Meschac Gaba
Archéologie contemporaine
03.08 / 04.28.2012
L’archéologue du futur
Meschac Gaba, l’un des artistes contemporains d’Afrique les plus pertinents, travaille depuis plus d’une
décennie à la réécriture d’une histoire contemporaine du continent dont il est issu. Dans sa dernière
exposition personnelle (Kassel, Las Palmas), il a montré un ensemble qui donnait l’articulation de
son propos. Jouant sur les clichés qui ont cours dans le monde de l’art, il a décidé de déconstruire les
idées reçues et de détourner le sens conventionnel de notions comme celle de musée, pour les adapter
à sa propre vision du monde. Une vision faite de collages conceptuels qui confère à son univers une
immédiateté qui ne renvoie à aucune géographie ni à aucune origine. Avec un humour et une distance
qu’il a acquis au fil des années à travers les différentes expériences artistiques qui lui ont fait parcourir
le monde, il nous raconte un monde en devenir. Le travail de Gaba, dans son essence, me renvoie à
ce que disait l’écrivain Boris Vian en exergue de son «L’écume des jours » : « cette histoire est vraie
puisque je l’ai inventée d’un bout à l’autre ». Gaba joue une partition subtile entre fiction et réalité,
détournements et inventions. L’histoire qu’il nous raconte est une histoire très ancienne qui remonte
à l’origine des temps, comme une paradoxale archéologie du possible. Ses perruques voitures et son
archéologie contemporaine sont emblématiques de sa manière de déchiffrer les signes qui l’entourent. Il
joue, dans les deux séries, de la juxtaposition des contraires. L’archéologie peut-elle être contemporaine
et les objets quotidiens des éléments d’étude pour les générations à venir ? Quant aux perruques, elles
illustrent le conflit immémorial entre les anciens et les modernes. La tradition opposée et complice des
aspirations d’une société devenue consumériste. Et les questions qu’il pose, avec cette posture faussement
naïve, sont celles d’une globalisation qui voudrait annihiler toute dissemblance. Il nous dit que nous
sommes tous les mêmes, précisément à cause de ce qui nous différencie et qui conforte notre humanité.
Simon Njami
Réalités fictives
Citroën, Jeep, Studebaker, Smart, Picasso, Tracteur, Oil Tanker… On pourrait, à l’énoncé de cette
liste non exhaustive, se croire au salon de l’automobile. Meschac Gaba n’a pas jugé utile d’ajouter
des Mercédès ou des Rolls à son catalogue. Cela aurait peut-être fait nouveau riche. Mais le tracteur
comme le tanker font tâche. Ils appartiendraient à d’autres salons. À d’autres réalités également. Entre
le salon de l’agriculture et les champs pétrolifères. L’Afrique n’est pas loin. Et le commentaire social
et politique suit de très près. Mais au-delà de l’état de l’Afrique, cet ensemble de perruques qui nous
renvoie à un autre salon, de coiffure, cette fois, c’est un regard sur l’Afrique que porte l’artiste, en nous
proposant une double lecture de ces objets insolites. La première évoque les rêves ordinaires de citoyens
ordinaires qui se réalisent à travers les signes extérieurs de leurs désirs. Je pense à ce roman dont le
nom de l’auteur m’échappe qui s’intitulait : Ma Mercédès est plus grosse que la tienne. Compétition et
machisme. Le plus drôle, c’est que ce soit à travers des attributs féminins que s’illustre l’intention. Des
atours qui, et voici le sens profond, qui évoque le travestissement et le masque. Les tresses artificielles
font depuis, quelques années, fureur en Afrique et il est devenu rare aujourd’hui de voir des femmes
porter leurs véritables cheveux. Mais au-delà des femmes, c’est une société toute entière qui est visée.

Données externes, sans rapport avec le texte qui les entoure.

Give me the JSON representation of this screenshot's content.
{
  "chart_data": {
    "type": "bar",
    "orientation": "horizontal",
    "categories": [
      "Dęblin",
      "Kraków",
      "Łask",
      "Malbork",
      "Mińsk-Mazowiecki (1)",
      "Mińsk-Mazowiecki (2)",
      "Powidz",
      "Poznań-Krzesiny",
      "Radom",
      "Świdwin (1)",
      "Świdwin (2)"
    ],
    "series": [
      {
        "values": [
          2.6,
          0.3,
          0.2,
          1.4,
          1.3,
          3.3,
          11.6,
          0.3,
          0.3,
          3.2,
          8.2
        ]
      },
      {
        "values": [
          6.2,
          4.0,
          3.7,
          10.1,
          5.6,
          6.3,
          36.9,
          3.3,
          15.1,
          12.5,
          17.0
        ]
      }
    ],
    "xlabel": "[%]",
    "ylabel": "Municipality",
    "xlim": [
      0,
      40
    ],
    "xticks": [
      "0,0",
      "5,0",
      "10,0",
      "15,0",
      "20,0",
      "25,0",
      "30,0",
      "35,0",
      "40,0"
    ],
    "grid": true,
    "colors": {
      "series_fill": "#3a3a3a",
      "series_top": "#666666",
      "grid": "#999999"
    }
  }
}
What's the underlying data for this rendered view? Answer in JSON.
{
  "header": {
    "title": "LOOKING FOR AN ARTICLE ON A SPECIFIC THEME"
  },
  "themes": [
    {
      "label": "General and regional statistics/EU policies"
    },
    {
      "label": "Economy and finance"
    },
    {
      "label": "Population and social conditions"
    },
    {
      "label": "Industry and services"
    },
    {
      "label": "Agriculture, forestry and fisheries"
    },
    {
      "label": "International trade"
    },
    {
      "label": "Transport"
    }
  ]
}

Il n’y a pas de morale ni de condamnation. Libre à nous de déterminer le degré d’aliénation que
portent en eux ces chevelures artificielles. Peut-être finiront-elles un jour ou l’autre dans le projet
d’archéologie contemporaine où l’artiste rassemble les artefacts qui, selon, lui, témoigneront de notre
passage sur terre, au milieu d’objets trouvés et de pièces d’artisanat. Les perruques comme l’archéologie
ne sont autres que des réalités fictives. Une invitation à construire nous-mêmes nos propres musées et
à redéfinir la hiérarchie des choses.